McKalee Steen traces her career in data science to her family's efforts toward environmental justice when the creek running through their farm in northeastern Oklahoma had been polluted by a chicken processing plant and was contaminating their well water. Her community fought to hold the company accountable, and a neighbor who was a scientist helped collect water samples, generating data that led to a legal settlement.
Although she was a young child at the time, seeing how powerful it was for her family to succeed planted early seeds for her career combining environmental science with data. "I have always had that drive," she said.

Now a fifth-year Ph.D. candidate in UC Berkeley's Department of Environmental Science, Policy, and Management, Steen uses data science to analyze where and how Indigenous communities in the United States are reclaiming territory and the social and ecological impacts of those land acquisitions. In January, Steen became the first graduate student researcher at the Eric & Wendy Schmidt Center for Data Science and Environment (Schmidt DSE), contributing to the center's research on Indigenous data sovereignty. The center is a partnership between UC Berkeley's College of Computing, Data Science, and Society and Rausser College of Natural Resources.
Her work connects to broader environmental and conservation science by examining how Indigenous knowledge and land management practices, which are recognized for their ecological benefits, can only be implemented when tribes have control of their land.
Regaining land management
As a citizen of the Cherokee Nation, she has a personal connection to why land reclamation is crucial. "I have Trail of Tears survivors on both sides of my family," Steen explained. Her ancestors were forcibly removed in the mid-1800s from their homelands in the southeastern United States to what is now Oklahoma. "Just knowing that history has led me to the area of interest that I have with my research today."

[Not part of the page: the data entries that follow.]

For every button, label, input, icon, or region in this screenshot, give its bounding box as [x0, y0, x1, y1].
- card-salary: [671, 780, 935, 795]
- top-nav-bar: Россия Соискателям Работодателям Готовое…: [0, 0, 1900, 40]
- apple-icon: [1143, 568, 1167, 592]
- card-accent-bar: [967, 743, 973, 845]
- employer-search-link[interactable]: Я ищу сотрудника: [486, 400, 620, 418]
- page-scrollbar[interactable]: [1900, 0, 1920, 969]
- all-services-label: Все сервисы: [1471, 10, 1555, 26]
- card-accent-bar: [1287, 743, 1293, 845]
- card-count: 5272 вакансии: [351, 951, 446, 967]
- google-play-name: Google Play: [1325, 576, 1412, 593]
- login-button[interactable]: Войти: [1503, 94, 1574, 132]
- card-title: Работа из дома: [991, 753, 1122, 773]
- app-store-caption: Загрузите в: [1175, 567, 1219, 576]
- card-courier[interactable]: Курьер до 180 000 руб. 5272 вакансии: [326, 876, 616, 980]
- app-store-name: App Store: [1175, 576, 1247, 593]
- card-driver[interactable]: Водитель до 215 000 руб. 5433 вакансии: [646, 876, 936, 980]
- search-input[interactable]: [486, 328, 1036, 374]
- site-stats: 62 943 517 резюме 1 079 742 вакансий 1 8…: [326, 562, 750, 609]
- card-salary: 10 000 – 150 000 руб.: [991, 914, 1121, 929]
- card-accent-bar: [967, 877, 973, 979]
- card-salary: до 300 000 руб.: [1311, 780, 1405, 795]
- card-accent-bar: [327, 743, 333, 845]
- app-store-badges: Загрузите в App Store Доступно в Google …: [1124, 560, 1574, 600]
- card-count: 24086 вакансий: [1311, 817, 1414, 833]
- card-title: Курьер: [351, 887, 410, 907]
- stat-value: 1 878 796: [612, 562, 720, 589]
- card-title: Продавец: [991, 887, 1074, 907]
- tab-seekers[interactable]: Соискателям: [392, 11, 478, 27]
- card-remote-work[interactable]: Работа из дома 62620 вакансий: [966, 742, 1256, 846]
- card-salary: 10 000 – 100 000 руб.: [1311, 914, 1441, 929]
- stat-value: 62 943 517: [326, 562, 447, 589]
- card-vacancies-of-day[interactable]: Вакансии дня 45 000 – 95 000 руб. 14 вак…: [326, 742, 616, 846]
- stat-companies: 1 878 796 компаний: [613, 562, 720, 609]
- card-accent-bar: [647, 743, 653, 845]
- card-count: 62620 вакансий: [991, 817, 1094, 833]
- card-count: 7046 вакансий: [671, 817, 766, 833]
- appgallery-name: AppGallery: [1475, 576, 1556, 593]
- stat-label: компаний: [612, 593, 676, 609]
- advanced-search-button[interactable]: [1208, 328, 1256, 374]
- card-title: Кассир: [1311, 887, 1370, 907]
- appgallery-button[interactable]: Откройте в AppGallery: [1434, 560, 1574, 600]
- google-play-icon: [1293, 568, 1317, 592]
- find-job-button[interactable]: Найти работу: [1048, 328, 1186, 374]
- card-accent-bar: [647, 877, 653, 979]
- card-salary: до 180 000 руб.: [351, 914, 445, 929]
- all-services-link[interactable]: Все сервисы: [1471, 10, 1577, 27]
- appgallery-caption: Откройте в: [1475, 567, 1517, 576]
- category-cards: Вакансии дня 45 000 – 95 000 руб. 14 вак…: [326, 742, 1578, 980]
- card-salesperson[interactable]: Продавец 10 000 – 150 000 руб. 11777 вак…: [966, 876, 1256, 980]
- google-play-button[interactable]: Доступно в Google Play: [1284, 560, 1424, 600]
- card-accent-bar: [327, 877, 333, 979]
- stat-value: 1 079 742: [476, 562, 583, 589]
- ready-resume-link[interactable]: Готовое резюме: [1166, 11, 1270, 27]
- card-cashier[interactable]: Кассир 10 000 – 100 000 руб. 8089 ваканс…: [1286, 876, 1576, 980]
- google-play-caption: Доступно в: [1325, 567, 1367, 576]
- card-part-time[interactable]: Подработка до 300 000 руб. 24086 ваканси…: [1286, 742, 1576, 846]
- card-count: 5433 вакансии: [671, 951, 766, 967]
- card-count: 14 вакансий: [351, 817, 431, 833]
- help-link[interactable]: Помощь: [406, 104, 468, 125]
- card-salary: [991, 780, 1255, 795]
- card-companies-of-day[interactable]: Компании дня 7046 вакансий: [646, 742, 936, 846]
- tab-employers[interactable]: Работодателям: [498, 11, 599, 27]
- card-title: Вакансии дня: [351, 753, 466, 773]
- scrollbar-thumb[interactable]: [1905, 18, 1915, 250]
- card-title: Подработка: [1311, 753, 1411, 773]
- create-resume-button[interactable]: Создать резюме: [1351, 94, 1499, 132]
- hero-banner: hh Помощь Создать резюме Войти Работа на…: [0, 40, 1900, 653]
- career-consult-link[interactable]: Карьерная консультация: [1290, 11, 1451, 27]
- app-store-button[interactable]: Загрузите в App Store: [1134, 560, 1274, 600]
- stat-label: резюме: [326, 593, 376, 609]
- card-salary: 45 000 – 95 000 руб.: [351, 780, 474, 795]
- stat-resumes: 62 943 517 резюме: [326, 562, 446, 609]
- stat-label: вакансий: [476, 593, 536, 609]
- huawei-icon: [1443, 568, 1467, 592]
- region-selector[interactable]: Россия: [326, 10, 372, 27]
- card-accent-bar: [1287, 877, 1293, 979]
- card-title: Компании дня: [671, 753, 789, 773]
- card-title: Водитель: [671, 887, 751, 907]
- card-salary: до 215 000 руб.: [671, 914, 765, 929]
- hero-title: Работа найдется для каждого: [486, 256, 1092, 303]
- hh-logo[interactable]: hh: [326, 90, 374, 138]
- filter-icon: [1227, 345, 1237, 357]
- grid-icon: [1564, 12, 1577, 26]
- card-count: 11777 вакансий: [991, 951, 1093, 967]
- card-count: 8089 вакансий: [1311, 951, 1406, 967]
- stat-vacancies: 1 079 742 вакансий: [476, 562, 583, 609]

Steen's research focuses on what's called the "land back" movement, which aims to return ancestral land to Indigenous communities. Her work examines the strategies tribes use to regain land – direct purchases, legislation or gifts – and analyzes the ecological changes that occur when tribes resume land management.
She is building a database of nearly 100 instances of land being returned to tribes since the 1970s, primarily from news reports. "It feels like every other week there's a headline of 'X Tribe gets X amount of land back,'" she said. Her data shows these cases have increased over the past five to 10 years, which Steen attributes partly to a broader awareness of social justice issues and racial reckoning in America.
The database tracks which tribes received land, the acreage, acquisition dates, and the type of land being returned. Steen is conducting spatial analysis to determine whether returned lands are forested, grasslands or urban areas, and examining how land management practices change after tribes regain control.
Steen hopes to expand her analysis into deeper case studies and develop strategic guidance for tribes seeking to reclaim land. "There's a myriad of strategies that have been successful to date that we can learn from," she said.
Asking who has access to information
In her new role at Schmidt DSE, Steen also brings an important perspective on data ethics. Her focus extends beyond collecting data to questions of who controls, owns and has access to information.
Her work builds on historical patterns where Indigenous communities had data collected about them but couldn't access or use that information. "I think a lot about data ethics and how we manage and store data, and who has access to data," she said.
Steen acknowledged how the data science community’s FAIR principles (findable, accessible, interoperable and reproducible) guide open data movements, but she also emphasized the importance of CARE principles (collective benefit, authority to control, responsibility and ethics) for Indigenous data sovereignty. She's exploring how these two sets of principles fit together for Indigenous communities where data openness may not always be beneficial – for example, leading to exploitation of tribal land.
Putting these principles into practice beyond her research, Steen has worked to create spaces where Indigenous youth can engage with these concepts. In 2023, she secured a grant to organize a conference for Native youth to discuss land back efforts. The event brought Native youth from 20 different tribes across more than 10 states to Berkeley's campus, some taking their first-ever airplane trip to attend. "That was a cool moment," she said.
Creating pathways and mentors
As one of few Native women in STEM, Steen recognizes the importance of creating pathways for others. "It's a privilege to be in these spaces," she said, noting that even her mother's generation would have experienced more barriers in academia. "But there's especially few Native women in STEM and environmental sciences or data science."
She has found her own Native women mentors through organizations like the American Indian Science and Engineering Society. "I think it's really important to continue increasing opportunities for us to be here and be supported while we're here," Steen said.
This commitment to representation shapes her long-term research vision to explore more instances of land returning to tribes, each with its own unique narrative. "I care a lot about storytelling, and storytelling is so important in our cultures in different ways," she said. "Being able to collect this data piece by piece, and then start telling the story of what's happening has been really rewarding."